All programs for this study:
  • FitNMA.tgz: Compressed archive for source code under LGPL license
  • README: simple README for compiling and running the program

Map2Sphere: parametrizing a genus zero surface onto the sphere

Map2Sphere: Parameterizing genus-zero triangulated surface onto the sphere

Patrice Koehl, Joel Hass

Parametrization is the process of computing a correspondence between a triangulated surface and a domain in a canonical space. We are particularly interested in genus-zero surfaces, in which case the canonical space is the sphere, and in conformal maps, which preserve angles between the source surface and the sphere. We have implemented different methods for computing such a parameterization, from intrinsic methods (i.e. methods based on edge lengths), such as Ricci flow and Yamabe flow, to extrinsic methods (methods that directly work on the Cartesian coordinates), such as Tutte embeddings, conformalized mean curvature flow, and Willmore flow. Finally, we have implemented normalization techniques, such as applying a Mobius transform to arrange the vertices on the sphere such that their center of gravity sits at the center of the sphere, as well as a quasi conformal Beltrami flow to improve the conformality of an existing map.

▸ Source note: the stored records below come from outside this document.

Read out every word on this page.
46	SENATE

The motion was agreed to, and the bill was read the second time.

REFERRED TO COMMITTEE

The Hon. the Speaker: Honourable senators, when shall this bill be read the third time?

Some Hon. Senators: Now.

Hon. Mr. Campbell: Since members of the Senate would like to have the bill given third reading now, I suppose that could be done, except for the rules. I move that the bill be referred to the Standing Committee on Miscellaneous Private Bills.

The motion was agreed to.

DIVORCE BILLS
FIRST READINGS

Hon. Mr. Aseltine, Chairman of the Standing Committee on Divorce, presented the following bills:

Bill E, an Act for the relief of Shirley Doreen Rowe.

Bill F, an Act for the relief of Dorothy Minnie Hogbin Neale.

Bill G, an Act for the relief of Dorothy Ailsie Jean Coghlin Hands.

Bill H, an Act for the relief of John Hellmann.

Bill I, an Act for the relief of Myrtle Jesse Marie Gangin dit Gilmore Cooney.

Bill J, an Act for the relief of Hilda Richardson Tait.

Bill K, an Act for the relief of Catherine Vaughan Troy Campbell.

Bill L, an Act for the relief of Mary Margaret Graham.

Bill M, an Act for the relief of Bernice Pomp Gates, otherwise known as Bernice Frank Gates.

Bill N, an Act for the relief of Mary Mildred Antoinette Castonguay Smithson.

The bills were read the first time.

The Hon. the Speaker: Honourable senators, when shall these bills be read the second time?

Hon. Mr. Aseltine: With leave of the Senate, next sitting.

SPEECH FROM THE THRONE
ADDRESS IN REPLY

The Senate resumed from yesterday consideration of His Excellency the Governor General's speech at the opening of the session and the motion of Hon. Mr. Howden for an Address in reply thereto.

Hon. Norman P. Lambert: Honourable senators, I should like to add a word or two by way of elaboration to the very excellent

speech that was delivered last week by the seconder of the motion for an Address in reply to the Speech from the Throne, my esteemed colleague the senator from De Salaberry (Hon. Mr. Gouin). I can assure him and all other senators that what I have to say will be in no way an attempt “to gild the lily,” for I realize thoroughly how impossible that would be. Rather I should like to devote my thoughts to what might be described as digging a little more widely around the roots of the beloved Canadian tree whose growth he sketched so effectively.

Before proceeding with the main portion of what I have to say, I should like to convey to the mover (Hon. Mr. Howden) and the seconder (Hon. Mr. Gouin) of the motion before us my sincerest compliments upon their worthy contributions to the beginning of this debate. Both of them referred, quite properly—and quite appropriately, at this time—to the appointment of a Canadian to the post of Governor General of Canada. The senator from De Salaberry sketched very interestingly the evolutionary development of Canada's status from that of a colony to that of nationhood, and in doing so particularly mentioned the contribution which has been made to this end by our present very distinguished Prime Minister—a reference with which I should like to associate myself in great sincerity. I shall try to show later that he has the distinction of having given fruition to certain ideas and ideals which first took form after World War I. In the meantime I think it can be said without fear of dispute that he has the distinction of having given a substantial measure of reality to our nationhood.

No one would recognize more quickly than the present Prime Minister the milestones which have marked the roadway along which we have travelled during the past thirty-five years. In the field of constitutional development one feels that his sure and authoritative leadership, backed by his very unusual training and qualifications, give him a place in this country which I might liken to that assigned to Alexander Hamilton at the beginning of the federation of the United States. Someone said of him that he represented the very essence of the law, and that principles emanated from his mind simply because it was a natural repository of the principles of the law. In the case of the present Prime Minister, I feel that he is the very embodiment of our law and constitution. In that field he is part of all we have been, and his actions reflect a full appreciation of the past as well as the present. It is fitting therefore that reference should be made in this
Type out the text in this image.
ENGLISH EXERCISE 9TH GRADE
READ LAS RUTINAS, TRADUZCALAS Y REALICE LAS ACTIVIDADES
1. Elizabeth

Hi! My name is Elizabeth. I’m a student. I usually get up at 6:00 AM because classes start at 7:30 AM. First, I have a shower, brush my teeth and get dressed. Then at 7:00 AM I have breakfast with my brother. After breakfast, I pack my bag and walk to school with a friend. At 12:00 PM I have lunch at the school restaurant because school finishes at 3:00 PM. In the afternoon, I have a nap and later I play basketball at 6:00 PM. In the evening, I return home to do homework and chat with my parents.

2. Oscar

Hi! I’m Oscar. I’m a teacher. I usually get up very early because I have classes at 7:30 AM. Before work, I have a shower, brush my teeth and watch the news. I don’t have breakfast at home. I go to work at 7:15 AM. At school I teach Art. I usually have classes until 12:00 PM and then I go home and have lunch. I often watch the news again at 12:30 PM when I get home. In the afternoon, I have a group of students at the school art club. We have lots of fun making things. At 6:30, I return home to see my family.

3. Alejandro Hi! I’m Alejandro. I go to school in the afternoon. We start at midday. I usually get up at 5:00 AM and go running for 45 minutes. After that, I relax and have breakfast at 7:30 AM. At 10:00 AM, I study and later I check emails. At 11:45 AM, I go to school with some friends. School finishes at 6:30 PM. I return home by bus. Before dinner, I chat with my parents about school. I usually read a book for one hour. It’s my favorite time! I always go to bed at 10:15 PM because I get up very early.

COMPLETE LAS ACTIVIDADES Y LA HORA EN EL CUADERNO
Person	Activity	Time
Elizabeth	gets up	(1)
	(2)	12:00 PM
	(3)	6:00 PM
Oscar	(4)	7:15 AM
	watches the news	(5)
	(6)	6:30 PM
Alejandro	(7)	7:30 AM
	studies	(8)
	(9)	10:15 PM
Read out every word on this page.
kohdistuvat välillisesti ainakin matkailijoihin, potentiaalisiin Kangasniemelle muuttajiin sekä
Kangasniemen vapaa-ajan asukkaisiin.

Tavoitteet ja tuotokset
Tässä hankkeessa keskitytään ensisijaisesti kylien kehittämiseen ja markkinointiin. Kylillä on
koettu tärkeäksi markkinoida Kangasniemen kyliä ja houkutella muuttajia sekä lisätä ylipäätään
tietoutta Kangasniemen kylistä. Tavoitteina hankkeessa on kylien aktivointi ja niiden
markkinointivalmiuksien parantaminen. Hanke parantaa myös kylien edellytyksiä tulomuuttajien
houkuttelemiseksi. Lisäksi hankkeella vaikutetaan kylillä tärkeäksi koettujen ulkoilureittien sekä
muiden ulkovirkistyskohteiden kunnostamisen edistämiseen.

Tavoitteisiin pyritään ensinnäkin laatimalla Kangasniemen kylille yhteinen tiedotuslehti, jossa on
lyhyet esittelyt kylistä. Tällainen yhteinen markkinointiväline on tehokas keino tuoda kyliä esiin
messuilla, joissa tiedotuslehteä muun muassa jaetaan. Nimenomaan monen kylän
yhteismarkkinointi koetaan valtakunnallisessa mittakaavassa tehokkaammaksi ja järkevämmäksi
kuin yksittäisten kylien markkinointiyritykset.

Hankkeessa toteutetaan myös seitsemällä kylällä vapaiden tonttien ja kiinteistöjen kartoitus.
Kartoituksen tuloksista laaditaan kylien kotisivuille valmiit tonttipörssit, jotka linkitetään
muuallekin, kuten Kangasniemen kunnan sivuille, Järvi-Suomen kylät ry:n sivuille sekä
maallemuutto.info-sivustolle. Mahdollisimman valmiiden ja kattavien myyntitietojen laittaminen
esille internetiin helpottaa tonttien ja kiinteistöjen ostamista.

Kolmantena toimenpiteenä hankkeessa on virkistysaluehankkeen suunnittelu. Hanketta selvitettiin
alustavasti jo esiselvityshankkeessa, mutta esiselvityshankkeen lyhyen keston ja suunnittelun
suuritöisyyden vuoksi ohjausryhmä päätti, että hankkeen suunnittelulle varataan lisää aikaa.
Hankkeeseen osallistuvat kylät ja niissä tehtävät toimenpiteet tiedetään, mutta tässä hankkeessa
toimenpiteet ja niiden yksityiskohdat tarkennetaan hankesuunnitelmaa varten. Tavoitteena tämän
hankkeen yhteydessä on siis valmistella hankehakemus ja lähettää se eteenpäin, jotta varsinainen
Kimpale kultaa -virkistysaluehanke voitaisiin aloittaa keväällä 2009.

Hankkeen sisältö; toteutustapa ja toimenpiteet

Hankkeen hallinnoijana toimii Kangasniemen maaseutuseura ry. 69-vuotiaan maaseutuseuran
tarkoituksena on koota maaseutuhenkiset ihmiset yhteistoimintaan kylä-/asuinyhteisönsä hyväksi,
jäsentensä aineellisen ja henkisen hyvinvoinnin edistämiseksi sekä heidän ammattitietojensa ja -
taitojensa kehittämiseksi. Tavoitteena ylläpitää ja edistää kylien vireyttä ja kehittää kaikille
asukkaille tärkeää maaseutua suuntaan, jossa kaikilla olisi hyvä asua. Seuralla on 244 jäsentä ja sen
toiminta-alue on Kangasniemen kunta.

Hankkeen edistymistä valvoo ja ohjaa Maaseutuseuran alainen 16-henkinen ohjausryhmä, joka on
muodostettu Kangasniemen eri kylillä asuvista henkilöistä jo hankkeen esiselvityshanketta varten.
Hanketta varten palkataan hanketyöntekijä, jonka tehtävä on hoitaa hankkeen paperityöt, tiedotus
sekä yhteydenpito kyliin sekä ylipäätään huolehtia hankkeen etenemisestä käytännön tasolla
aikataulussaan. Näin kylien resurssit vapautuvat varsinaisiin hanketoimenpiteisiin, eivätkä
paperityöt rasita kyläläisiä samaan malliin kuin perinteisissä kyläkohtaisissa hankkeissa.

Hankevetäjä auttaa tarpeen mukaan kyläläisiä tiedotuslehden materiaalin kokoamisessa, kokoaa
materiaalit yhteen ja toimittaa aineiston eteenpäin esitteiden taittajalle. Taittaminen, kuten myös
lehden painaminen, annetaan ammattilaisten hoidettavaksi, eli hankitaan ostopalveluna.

All programs for this study:
  • Map2Sphere.tgz: Compressed archive for source code under LGPL license
  • README: simple README for compiling and running the program

Comp3DShapes: A Physicist's view on Partial Shape Comparison

Comp3DShapes: A Physicist's view on Partial Shape Comparison

Patrice Koehl, Henri Orland

A new algorithm is presented to compute non-rigid, possibly partial comparisons of shapes defined by unstructured triangulations of their surfaces. The algorithm takes as input a pair of surfaces with each surface given by a distinct and unrelated triangulation. Its goal is to define a possibly partial correspondence between the vertices of the two triangulations, with a cost associated with this correspondence that can serve as a measure of the similarity of the two shapes. To find this correspondence, the vertices in each triangulation are characterized by a signature vector of features. We have tested both the LD-SIFT signatures, based on the concept of spin images, and the Wave Kernel signatures obtained by solving the Shro ̀ˆdinger equation on the surface. A cost matrix C is constructed such that C(k, l) is the norm of the difference of the signature vectors of vertices k and l. The correspondence between the triangulations is then computed as the transport plan that solves the optimal unbalanced transport problem between their sets of vertices. We use a statistical physics approach to solve these problems. The presentation of the proposed algorithm is complemented with synthetic and real examples that illustrate its effectiveness and manageable computing cost.